Frankly, I see little evidence of this. Schools are open. Consumers throng the malls. They also buy cars and apartments.
And the unemployment rate is very low compared to other countries. In addition, Israel’s financial rating is tip-top.
If Bibi hadn’t been warning people about Iran’s drive toward regional hegemony for more than a decade, does Caspit think the world would be as concentrated on stopping it now? Would he like to out-source our security to President Obama? If Iran achieves nuclear weapons despite Obama’s insistence that he would prevent it, would his second-term assurances be worth anything? America is our best and greatest ally. But Israel mustn’t hand off its security to another nation. The one and only Jewish state needs a forceful leader like Bibi to galvanize Israel and, hopefully, the West to recognize the dangers we all face from militant Islam.
Alfei Menashe
Sir, – Ben Caspit writes as do many columnists – they shoot their arrow and then draw the bull’s eye around it. His arrow is aimed at Prime Minister Netanyahu, who never finds favor in his eyes.
The bull’s eye he paints – that Iran is certainly not an existential threat to Israel – is hardly convincing.
Iranian President Mahmoud Ahmadinejad is continuing his mad rush to develop a nuclear capability as he repeats ad nauseam his desire to wipe out Israel. What else does Caspit need to convince him that a real existential threat exists?
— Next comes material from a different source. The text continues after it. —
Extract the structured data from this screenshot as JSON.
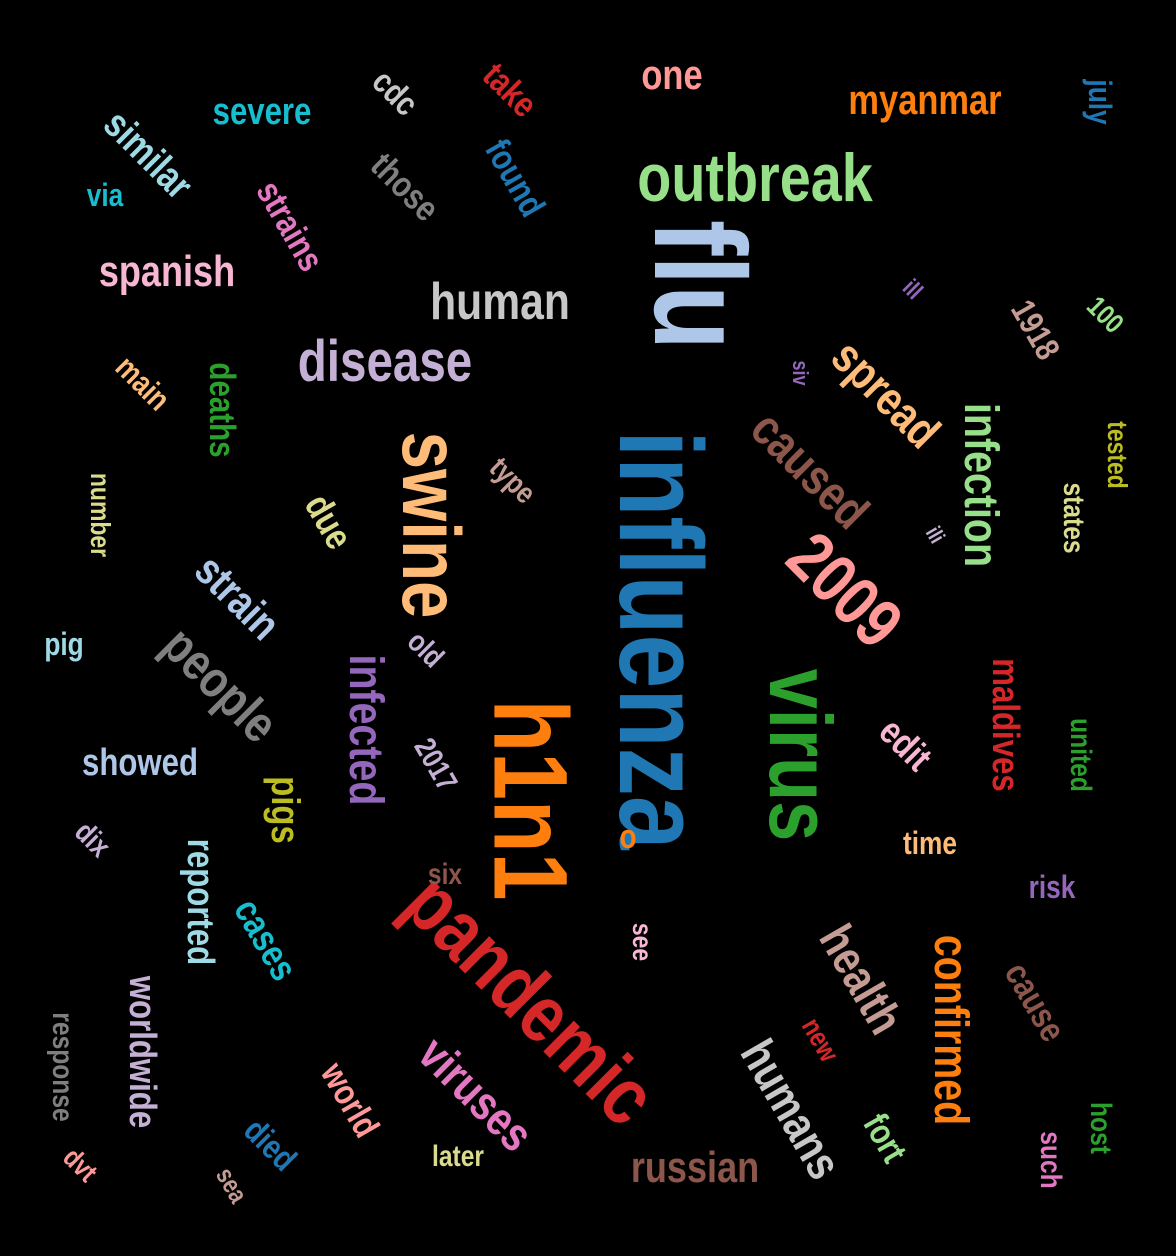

One or two nuclear bombs could accomplish Iran’s wish.
This is not a fabrication or Netanyahu’s panic-stricken imagination.
See the light
Sir, – I find it incredible that I am the only person among the seven million living in Israel who hates daylight saving time.
The media, in whatever form, are doing a splendid job of brainwashing the public about the wonders of saving an extra hour during the day. Every news commentator starts his program with a snide remark about Israel going back to winter time in the middle of the summer.
For those of us who get up early in the morning, let me tell you a secret: It is pitch dark at a quarter to six in the morning in September and unfortunately we have to switch on the light. Our great desire to emulate Europe overlooks the fact that it is farther north and has broad daylight at 9:30 at night and light again at 4:00 in the morning.
Do we save electricity in Israel? Hardly. We just use our air conditioners for longer hours. The savings in energy are small. A one-day strike by the railways or ports causes far more damage to the economy than the savings over an entire summer period of Daylight Saving Time.
As for the health benefits, one only has to Google “health issues and daylight saving” and discover that contrary to all propaganda, daylight saving has a negative influence on sleep patterns, depression, heart disease and car accidents. In fact, some countries are considering scrapping it.
The arguments for and against Daylight Saving Time, as most other issues in Israel, are political.
If you want an extra hour of light you are modern; if you don’t you are either a haredi wheeler-dealer or a member of Shas. I am neither, but I do like to look the truth in the face and also like getting up when there’s daylight.